Time Hunter

Authors: Iain McLaughlin & Claire Bartlett
Telos Publishing
RRP: £7.99 (paperback), £25.00 (deluxe hardback)
ISBN 1 903889 45 6 (paperback)
ISBN 1 903889 46 4 (deluxe hardback)
Available 21 April 2005

When Honoré and Emily find themselves outside the imposing tower-block headquarters of Dragon Industry, both sense something is wrong. There are ghosts in the building. Images and echoes of all times pervade its structure. What is behind this massive contradiction in time, and can the travellers figure it out before they become trapped themselves...?

I read this novella more than a year after its publication. However, even if I'd picked it up immediately upon its release, I reckon I would still have had trouble remembering how the previous book in the series, The Severed Man (published December 2004) left off. Four months is too long to wait for a cliffhanger to be resolved.

Not to worry, though. Even though Severed ended with the claim that the story would be continued in this book, the connection is tenuous. The devil-worshipping cult, which I thought had not yet been thoroughly dealt with, is only alluded to in the satanic shape of the Dragon Industry logo. In fact, there's only one direct connection with the previous novella, and that is explained sufficiently well within the context of this book. In short, you don't need to have read The Severed Man (but it helps).

Despite time-bending shenanigans as convoluted as we have ever seen in this series, including this novella's predecessor, Iain McLaughlin and Claire Bartlett have turned in one of the most readable Time Hunter tomes to date. Several dialogue-only sections are a little hard to follow to begin with, as they contain no directions, apart from the dialogue itself, as to which of the (disembodied) characters is speaking. However, even these segments become clear in time as individual characters begin to stand out.
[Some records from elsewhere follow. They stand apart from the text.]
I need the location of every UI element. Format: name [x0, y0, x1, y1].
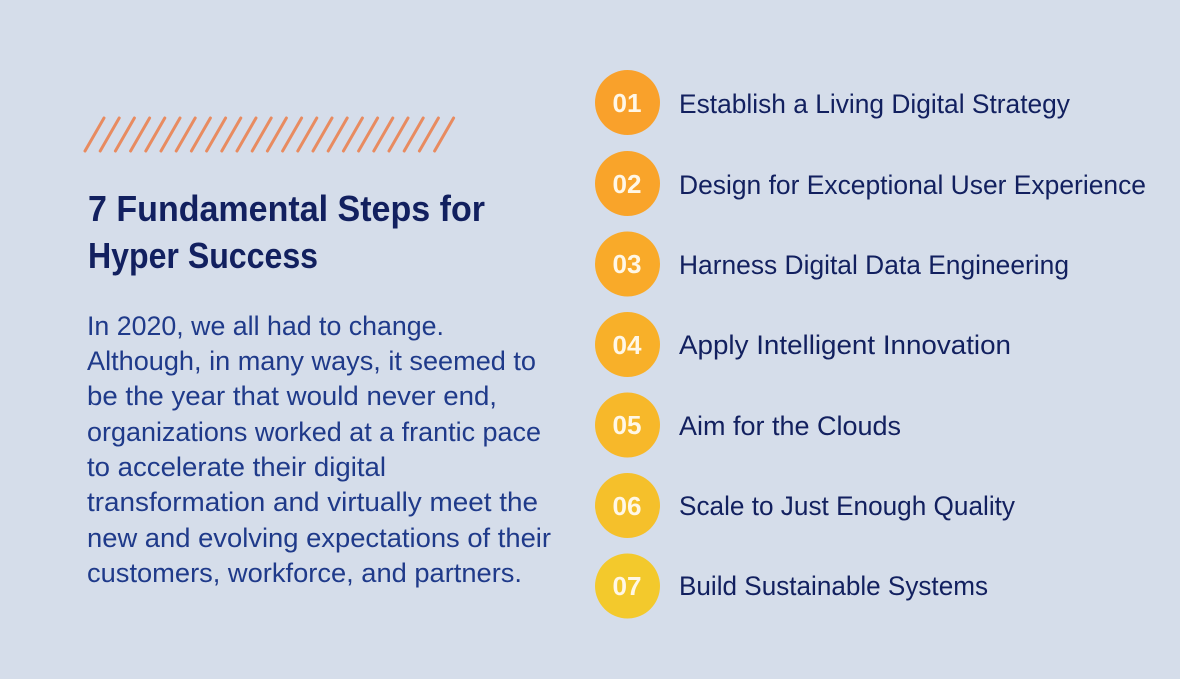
step 03: 03 — [612, 249, 642, 279]
intro paragraph: Although, in many ways, it seemed to — [87, 346, 536, 376]
decorative orange diagonal stripes — [85, 118, 454, 151]
step 07: Build Sustainable Systems — [679, 571, 988, 601]
step 04: 04 — [612, 330, 642, 360]
intro paragraph: In 2020, we all had to change. — [87, 311, 444, 341]
step 03: Harness Digital Data Engineering — [679, 250, 1069, 280]
step 02: Design for Exceptional User Experience — [679, 170, 1146, 200]
intro paragraph: customers, workforce, and partners. — [87, 558, 522, 588]
step 05: 05 — [612, 410, 642, 440]
step 01 — [595, 70, 1071, 135]
intro paragraph: new and evolving expectations of their — [87, 523, 551, 553]
intro paragraph: be the year that would never end, — [87, 381, 497, 411]
step 06: 06 — [612, 491, 642, 521]
step 06: Scale to Just Enough Quality — [679, 491, 1016, 521]
step 02: 02 — [612, 169, 642, 199]
step 07 — [595, 554, 988, 618]
step 05 — [595, 392, 901, 458]
step 07: 07 — [612, 571, 642, 601]
step 05: Aim for the Clouds — [679, 411, 901, 441]
step 01: 01 — [612, 88, 642, 118]
step 04 — [595, 312, 1011, 377]
step 02 — [595, 151, 1146, 216]
step 03 — [595, 232, 1069, 296]
intro paragraph: organizations worked at a frantic pace — [87, 417, 541, 447]
step 01: Establish a Living Digital Strategy — [679, 89, 1071, 119]
title: Hyper Success — [88, 235, 318, 276]
intro paragraph: transformation and virtually meet the — [87, 487, 538, 517]
step 04: Apply Intelligent Innovation — [679, 330, 1011, 360]
step 06 — [595, 473, 1016, 538]
intro paragraph — [87, 311, 551, 588]
title: 7 Fundamental Steps for — [88, 188, 485, 229]
title — [88, 188, 485, 276]
intro paragraph: to accelerate their digital — [87, 452, 386, 482]
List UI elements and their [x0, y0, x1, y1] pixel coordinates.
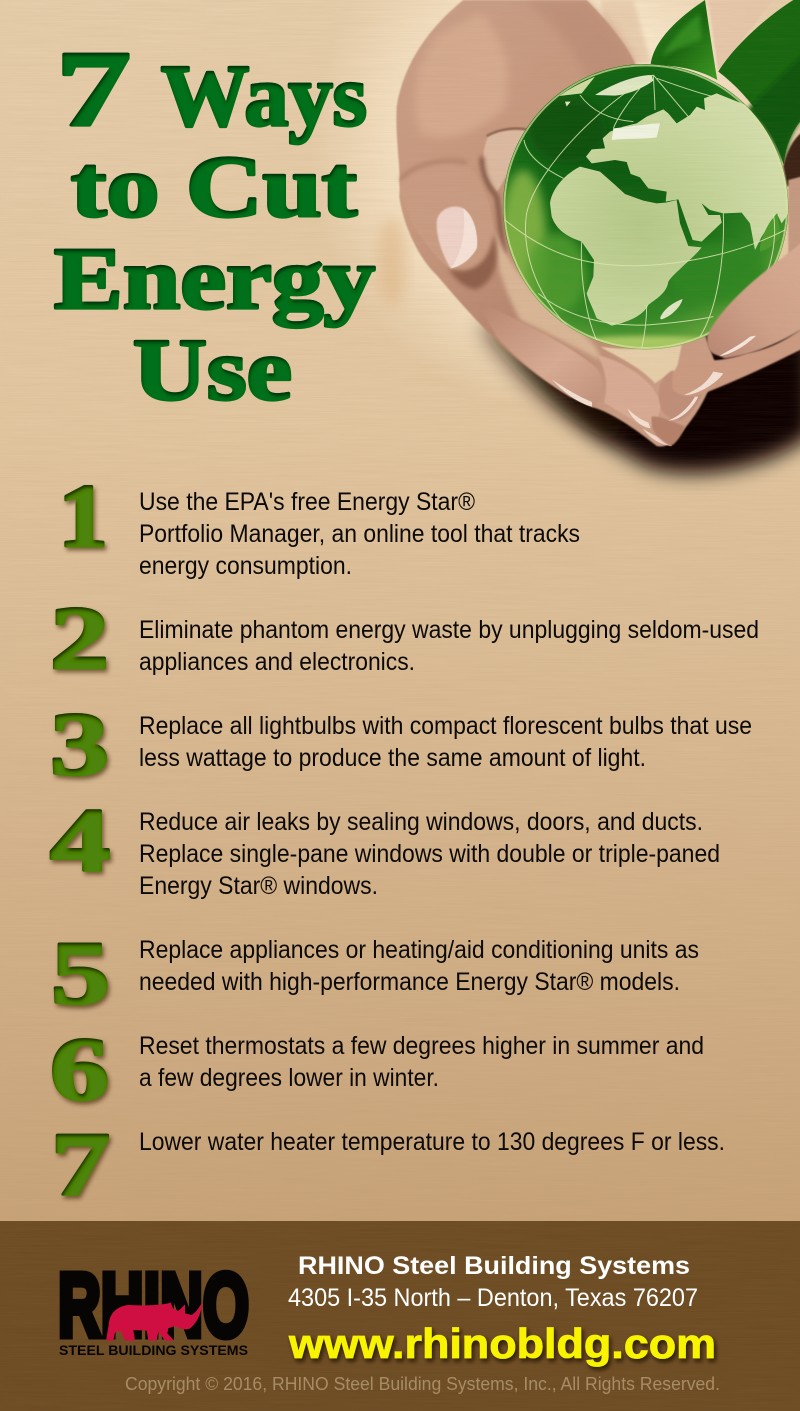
- left hand silhouette: [396, 0, 717, 446]
- finger behind thumb: [483, 130, 527, 192]
- logo subtitle: STEEL BUILDING SYSTEMS: [59, 1342, 248, 1358]
- item 2: [50, 589, 759, 688]
- item 5 text: Replace appliances or heating/aid conditioning units as: [139, 936, 699, 964]
- item 1 text: [139, 488, 580, 580]
- number 1: 1: [58, 467, 108, 566]
- footer band: [0, 1221, 800, 1411]
- thumb nail: [437, 207, 477, 268]
- globe rim light: [504, 65, 787, 348]
- item 3: [50, 695, 752, 794]
- land: Africa: [550, 167, 702, 326]
- number 4: 4: [50, 791, 110, 890]
- dark gap right of globe: [783, 127, 800, 187]
- item 1: [58, 467, 580, 580]
- title line: Use: Use: [133, 322, 292, 419]
- second finger: [597, 355, 661, 428]
- palm strip beside globe: [495, 230, 600, 360]
- title line: to Cut: to Cut: [71, 139, 357, 236]
- item 4 text: Replace single-pane windows with double or triple-paned: [139, 840, 720, 868]
- item 6 text: Reset thermostats a few degrees higher in summer and: [139, 1032, 704, 1060]
- copyright: Copyright © 2016, RHINO Steel Building Systems, Inc., All Rights Reserved.: [125, 1374, 720, 1394]
- back of hand highlight: [415, 13, 508, 137]
- number 7: 7: [51, 1115, 110, 1214]
- item 5 text: needed with high-performance Energy Star® models.: [139, 968, 680, 996]
- item 3 text: Replace all lightbulbs with compact florescent bulbs that use: [139, 712, 752, 740]
- number 3: 3: [50, 695, 109, 794]
- item 1 text: Portfolio Manager, an online tool that tracks: [139, 520, 580, 548]
- globe inner highlights: [500, 170, 547, 323]
- item 1 text: Use the EPA's free Energy Star®: [139, 488, 476, 516]
- title line: 7 Ways: 7: [56, 30, 131, 149]
- address: 4305 I-35 North – Denton, Texas 76207: [288, 1284, 698, 1312]
- glow under globe: [600, 345, 682, 383]
- crease above finger: [487, 128, 527, 136]
- shadow under hands: [520, 333, 800, 473]
- title line: 7 Ways: Ways: [161, 48, 367, 145]
- top right finger: [707, 233, 800, 358]
- item 4 text: Reduce air leaks by sealing windows, doors, and ducts.: [139, 808, 703, 836]
- item 5 text: [139, 936, 699, 996]
- item 4: [50, 791, 720, 900]
- leaves: [651, 0, 800, 165]
- item 6: [50, 1020, 704, 1119]
- website: www.rhinobldg.com: [288, 1320, 716, 1367]
- land: Eurasia: [586, 93, 800, 250]
- item 4 text: Energy Star® windows.: [139, 872, 378, 900]
- third right finger: [659, 370, 703, 420]
- thumb: [399, 155, 494, 271]
- item 7 text: Lower water heater temperature to 130 degrees F or less.: [139, 1128, 725, 1156]
- finger nails: [719, 336, 756, 356]
- land: Southeast Asia: [760, 213, 781, 252]
- item 3 text: [139, 712, 752, 772]
- title line: Energy: Energy: [54, 231, 375, 328]
- photo: hands holding green glass globe: [310, 0, 800, 473]
- item 1 text: energy consumption.: [139, 552, 352, 580]
- title: [54, 30, 375, 419]
- graticule lines: [505, 75, 785, 348]
- globe: [500, 64, 800, 351]
- logo wordmark: RHINO: [58, 1256, 249, 1356]
- item 2 text: Eliminate phantom energy waste by unplugging seldom-used: [139, 616, 759, 644]
- item 6 text: [139, 1032, 704, 1092]
- arm behind globe: [708, 0, 773, 72]
- number 5: 5: [51, 924, 110, 1023]
- number 2: 2: [50, 589, 109, 688]
- right hand fingers: [651, 233, 800, 446]
- item 2 text: appliances and electronics.: [139, 648, 415, 676]
- land: Madagascar: [660, 299, 683, 319]
- title line: 7 Ways: [56, 30, 367, 149]
- company name: RHINO Steel Building Systems: [298, 1252, 690, 1280]
- left hand: [396, 0, 717, 446]
- item 2 text: [139, 616, 759, 676]
- item 5: [51, 924, 699, 1023]
- item 3 text: less wattage to produce the same amount of light.: [139, 744, 646, 772]
- photo backdrop glow: [310, 0, 800, 410]
- logo: RHINO Steel Building Systems: [58, 1256, 249, 1358]
- lower finger: [477, 302, 603, 407]
- number 6: 6: [50, 1020, 109, 1119]
- right hand background: [788, 173, 800, 257]
- logo rhino silhouette: [106, 1301, 203, 1341]
- lowest right finger: [651, 416, 685, 446]
- item 6 text: a few degrees lower in winter.: [139, 1064, 439, 1092]
- second right finger: [672, 320, 800, 396]
- land: Greenland: [595, 75, 653, 96]
- item 4 text: [139, 808, 720, 900]
- item 7: [51, 1115, 725, 1214]
- land: snow highlights Scandinavia: [612, 123, 660, 140]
I think it helps that I am a Sapphire & Steel fan, as there are a lot of similar elements (no pun intended) here. Ghosts; rooms that switch between time zones, so that they are cobweb-strewn one minute and pristinely spotless the next; a room isolated by an unnatural darkness; a darkness that moves with intelligent purpose; the sacrifice of someone's timeline... this is all textbook Sapphire & Steel stuff. Still, I suppose it makes a change from Honoré and Emily being stand-ins for the Doctor and his companions! The authors should consider submitting proposals for Big Finish's Sapphire audio series.

The above might sound like a criticism, but it isn't as far as I am concerned. I can't get enough Sapphire & Steel, especially now that the first Big Finish series has come to an end, so any echoes of it are more than welcome.

Apart from some strange and inconsistent hyphen usage (for example, in this series it's important to decide whether or not you're going to hyphenate the term time-snake/time snake) I enjoyed this book.